Fictional Desires, 2018, a nine-channel video and neon installation, interacts with the ways in which we question love’s existence. It plays with the social and societal constructs of love and romance. Dually commenting on our difficulty with the translation of love while pondering the tarot and television as two forms of pictorial yet antiquated forms of myth making. -joy tirade
joy tirade's artistic practice spans painting, experimental video, installation, and zine making. tirade's work creates connections between the history of painting, phenomenology, and feminist theory to explore the metaphysics of human emotion. tirade is also the founding member of the all-female, lens-based, artist collective, Neu Collective. @collective.neu
tirade holds an MFA in Studio Arts from University of North Carolina at Chapel Hill. Previously, she graduated Phi Beta Kappa from University of Virginia, with Distinction and holds a BA in Studio Art and Art History.

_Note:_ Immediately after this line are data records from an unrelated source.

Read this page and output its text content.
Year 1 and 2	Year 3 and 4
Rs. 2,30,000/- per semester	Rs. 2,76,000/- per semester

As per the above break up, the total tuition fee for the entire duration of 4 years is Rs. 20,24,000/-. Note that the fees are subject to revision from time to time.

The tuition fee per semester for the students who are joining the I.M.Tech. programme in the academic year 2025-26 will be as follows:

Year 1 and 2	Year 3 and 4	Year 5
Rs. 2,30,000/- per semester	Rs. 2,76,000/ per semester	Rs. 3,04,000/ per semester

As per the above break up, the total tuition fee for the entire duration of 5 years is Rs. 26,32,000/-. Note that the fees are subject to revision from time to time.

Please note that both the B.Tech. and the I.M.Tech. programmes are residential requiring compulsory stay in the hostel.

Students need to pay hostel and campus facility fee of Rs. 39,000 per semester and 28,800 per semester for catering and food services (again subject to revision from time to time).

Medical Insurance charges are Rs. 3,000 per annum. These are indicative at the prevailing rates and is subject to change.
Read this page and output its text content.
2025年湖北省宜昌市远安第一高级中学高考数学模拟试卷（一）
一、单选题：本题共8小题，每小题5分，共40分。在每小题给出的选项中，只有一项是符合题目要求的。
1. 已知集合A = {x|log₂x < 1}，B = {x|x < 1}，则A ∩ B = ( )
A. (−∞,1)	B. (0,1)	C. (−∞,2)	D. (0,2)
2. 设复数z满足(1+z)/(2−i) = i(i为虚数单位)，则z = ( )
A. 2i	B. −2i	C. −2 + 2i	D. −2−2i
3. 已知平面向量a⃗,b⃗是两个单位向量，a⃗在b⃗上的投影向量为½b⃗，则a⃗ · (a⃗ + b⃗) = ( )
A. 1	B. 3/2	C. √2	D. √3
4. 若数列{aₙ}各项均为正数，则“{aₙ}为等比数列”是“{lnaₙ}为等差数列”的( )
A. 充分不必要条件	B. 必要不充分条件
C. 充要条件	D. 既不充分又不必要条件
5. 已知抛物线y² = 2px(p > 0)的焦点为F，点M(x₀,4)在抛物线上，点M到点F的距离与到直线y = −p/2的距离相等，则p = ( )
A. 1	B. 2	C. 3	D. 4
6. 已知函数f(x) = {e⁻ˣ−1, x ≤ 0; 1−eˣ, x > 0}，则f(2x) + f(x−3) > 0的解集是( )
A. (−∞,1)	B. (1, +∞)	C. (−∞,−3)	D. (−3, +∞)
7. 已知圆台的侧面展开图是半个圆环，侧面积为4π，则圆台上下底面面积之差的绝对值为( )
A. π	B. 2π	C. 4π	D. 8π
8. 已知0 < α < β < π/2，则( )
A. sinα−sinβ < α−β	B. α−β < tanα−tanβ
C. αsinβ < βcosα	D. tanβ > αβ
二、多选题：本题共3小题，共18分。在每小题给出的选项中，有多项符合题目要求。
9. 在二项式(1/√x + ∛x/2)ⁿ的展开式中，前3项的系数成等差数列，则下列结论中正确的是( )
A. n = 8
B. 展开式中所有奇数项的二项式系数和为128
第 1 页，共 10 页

tirade is an internationally exhibited artist having shown at the Kamloops Art Gallery, in British Columbia, at Universitet i Oslo, Norway, Vilnius Academy of Arts, Lithuania and Ideas Block LT, Lithuania and CICA Museum in South Korea.
Regionally her work has been at The Mint Museum, The Ackland Art Museum, CAM, The Carrack, and LUMP projects in North Carolina. In Virginia, at The Garage, The Bridge PAI, WTVF/Radio IQ Gallery, New City Arts, Art Works Gallery, The IX Building, and Ruffin Gallery at University of Virginia.
Her work has also appeared at The Carnegie Visual and Performing Arts Center in Covington, Kentucky, Red Ink Studios in San Francisco, and at LACDA in Los Angeles.
tirade resides in the Research Triangle Area where she teaches art.